Phillips, the United Kingdom’s third largest auction house whose core business centres on the UK, has moved into the Judaica market in New York. Its first sale of Hebraica and Judaica, comprising around 300 lots, takes place on 8 May.
The firm has been attracted into this small, rather specialist collecting field by the vacuum left by Sotheby’s and Christie’s, neither of which has held regular major sales there for some time.
Nowadays Sotheby’s concentrate their major efforts on sales in Tel Aviv and Amsterdam, while Christie’s is solely limited to Amsterdam. Sotheby’s, however, is planning to have a small Judaica sale in New York this summer and both auction houses still hold the occasional single owner collection or single subject sale, such as Christie’s sale of Hebrew books last December.

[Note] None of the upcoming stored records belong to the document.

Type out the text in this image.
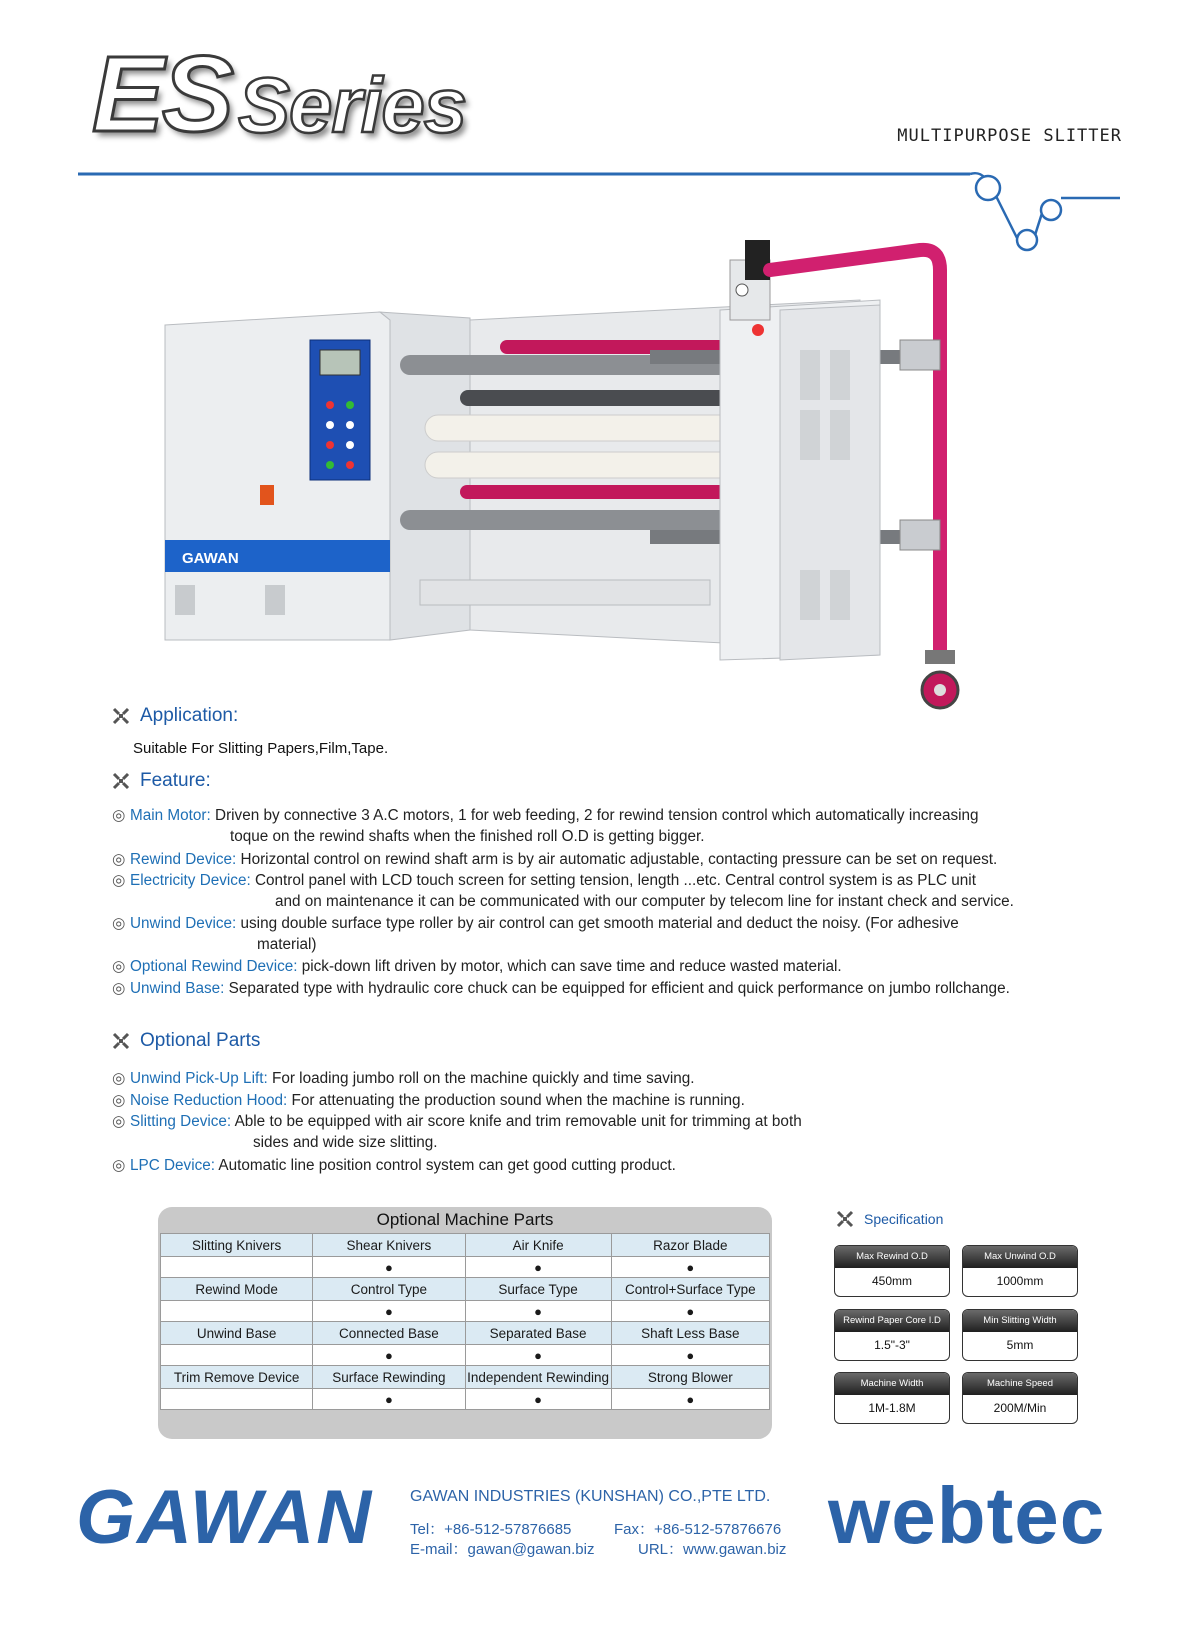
ES Series	MULTIPURPOSE SLITTER
GAWAN
Application:
Suitable For Slitting Papers,Film,Tape.
Feature:
◎ Main Motor: Driven by connective 3 A.C motors, 1 for web feeding, 2 for rewind tension control which automatically increasing
toque on the rewind shafts when the finished roll O.D is getting bigger.
◎ Rewind Device: Horizontal control on rewind shaft arm is by air automatic adjustable, contacting pressure can be set on request.
◎ Electricity Device: Control panel with LCD touch screen for setting tension, length ...etc. Central control system is as PLC unit
and on maintenance it can be communicated with our computer by telecom line for instant check and service.
◎ Unwind Device: using double surface type roller by air control can get smooth material and deduct the noisy. (For adhesive
material)
◎ Optional Rewind Device: pick-down lift driven by motor, which can save time and reduce wasted material.
◎ Unwind Base: Separated type with hydraulic core chuck can be equipped for efficient and quick performance on jumbo rollchange.
Optional Parts
◎ Unwind Pick-Up Lift: For loading jumbo roll on the machine quickly and time saving.
◎ Noise Reduction Hood: For attenuating the production sound when the machine is running.
◎ Slitting Device: Able to be equipped with air score knife and trim removable unit for trimming at both
sides and wide size slitting.
◎ LPC Device: Automatic line position control system can get good cutting product.
Optional Machine Parts
Slitting Knivers	Shear Knivers	Air Knife	Razor Blade
	●	●	●
Rewind Mode	Control Type	Surface Type	Control+Surface Type
	●	●	●
Unwind Base	Connected Base	Separated Base	Shaft Less Base
	●	●	●
Trim Remove Device	Surface Rewinding	Independent Rewinding	Strong Blower
	●	●	●
Specification
Max Rewind O.D
450mm
Max Unwind O.D
1000mm
Rewind Paper Core I.D
1.5"-3"
Min Slitting Width
5mm
Machine Width
1M-1.8M
Machine Speed
200M/Min
GAWAN GAWAN INDUSTRIES (KUNSHAN) CO.,PTE LTD.
Tel：+86-512-57876685	Fax：+86-512-57876676
E-mail：gawan@gawan.biz	URL：www.gawan.biz webtec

Another significant attraction for Phillips is the potential breadth of demand, given that at around three million, New York reputedly has the biggest Jewish population outside Israel. Collectors include private buyers, scholars of Hebrew, as well as institutions including Jewish libraries.
The current market climate for Judaica is said to be strong for unusual and good quality works. According to one expert, recent sales have been better than ever for such objects, although some medium quality works are proving a little more tricky, and the market is beset by fakes.

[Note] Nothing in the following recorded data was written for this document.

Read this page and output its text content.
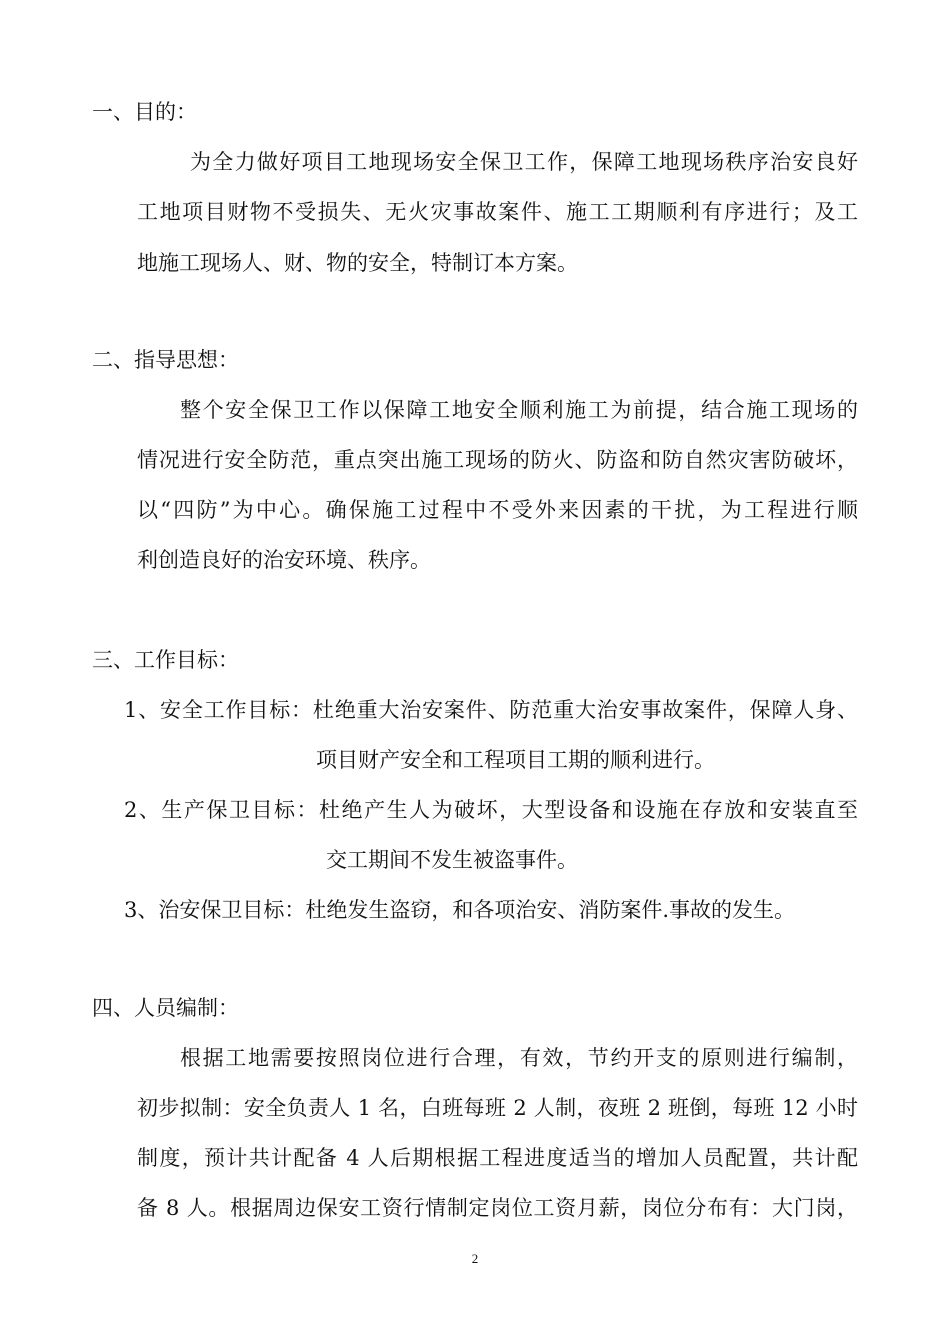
一、目的：
为全力做好项目工地现场安全保卫工作，保障工地现场秩序治安良好
工地项目财物不受损失、无火灾事故案件、施工工期顺利有序进行；及工
地施工现场人、财、物的安全，特制订本方案。
二、指导思想：
整个安全保卫工作以保障工地安全顺利施工为前提，结合施工现场的
情况进行安全防范，重点突出施工现场的防火、防盗和防自然灾害防破坏，
以“四防”为中心。确保施工过程中不受外来因素的干扰，为工程进行顺
利创造良好的治安环境、秩序。
三、工作目标：
1、安全工作目标：杜绝重大治安案件、防范重大治安事故案件，保障人身、
项目财产安全和工程项目工期的顺利进行。
2、生产保卫目标：杜绝产生人为破坏，大型设备和设施在存放和安装直至
交工期间不发生被盗事件。
3、治安保卫目标：杜绝发生盗窃，和各项治安、消防案件.事故的发生。
四、人员编制：
根据工地需要按照岗位进行合理，有效，节约开支的原则进行编制，
初步拟制：安全负责人 1 名，白班每班 2 人制，夜班 2 班倒，每班 12 小时
制度，预计共计配备 4 人后期根据工程进度适当的增加人员配置，共计配
备 8 人。根据周边保安工资行情制定岗位工资月薪，岗位分布有：大门岗，
2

The move by Phillips is also part of an international expansion strategy.
Claudia Florian, who heads Phillips’s US operations, says that the rationale behind the creation of the Judaica department last autumn is because “Phillips has a good track record of establishing niche markets not currently being exploited”. It also brings the company a step nearer to the resumption of regular sales (terminated in the late 1980s) in New York. In 1995 it held five sales and around double are planned for this year.